S'agissant des préjudices extra-patrimoniaux de Philippe F :
21. En premier lieu, il résulte de l'instruction que les premières manifestations de l'infection nosocomiale litigieuse ont été constatées le 13 avril 2013, date à laquelle Philippe F s'est plaint de douleurs dorsales. Il est resté hospitalisé jusqu'au 4 novembre 2015, date de consolidation, de sorte que les requérants sont fondés à solliciter l'indemnisation du préjudice de leur père pour la période comportant 935 jours allant du 13 avril 2013 au 3 novembre 2015. En se basant sur un taux journalier d'indemnisation de 15 euros, il sera fait, par suite, une juste appréciation du déficit fonctionnel temporaire subi durant ces périodes d'hospitalisation en l'évaluant à une somme de 14 025 euros (935 x 15), somme qui sera mise à la charge de l'ONIAM.

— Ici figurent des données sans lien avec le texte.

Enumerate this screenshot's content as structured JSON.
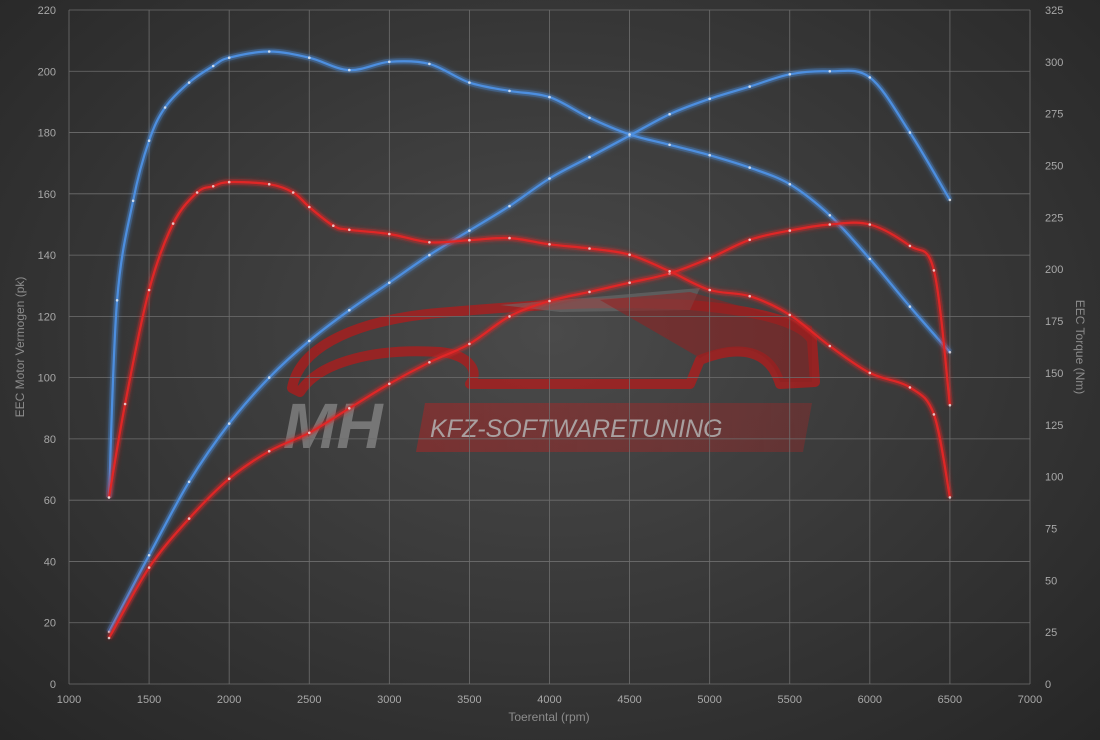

22. En deuxième lieu, il résulte de l'instruction, et notamment de la chronologie des faits précédemment décrite, que Philippe F a enduré des souffrances tant physiques, notamment dorsales à compter du 13 avril 2013, avec une accentuation au cours de la nuit du 18 au 19 avril 2013 puis des épisodes de pneumonies nosocomiales et plusieurs interventions chirurgicales, que morales au regard des conséquences de l'infection nosocomiale, en particulier de la paraplégie avec incontinence compliquée d'escarres, entraînant une perte d'autonomie, et de la durée des hospitalisations, avec une longue période de dépression en 2013, selon le compte-rendu du 2 septembre 2013. Ces problèmes de santé se sont produits dans un contexte où sa compagne l'a par ailleurs quitté après la manifestation de cette paraplégie en 2013, de sorte qu'il a été conduit à quitter le département du Nord, où il avait jusqu'alors vécu et exercé une activité professionnelle, afin de pouvoir bénéficier de l'aide familiale dont il avait désormais besoin. Il sera fait une juste appréciation du préjudice que Philippe F a subi en allouant à ses ayants droit une somme de 28 000 euros au titre des souffrances endurées.
23. En troisième lieu, il résulte de l'instruction que l'infection nosocomiale a notamment entraîné une paraplégie, des escarres, la nécessité d'être sondé et de subir une trachéotomie au cours de la période du 13 avril 2013 au 3 novembre 2015, veille de consolidation. Il sera fait une juste appréciation du préjudice esthétique temporaire subi par Philippe F en allouant à ses ayants droit une somme de 6 500 euros.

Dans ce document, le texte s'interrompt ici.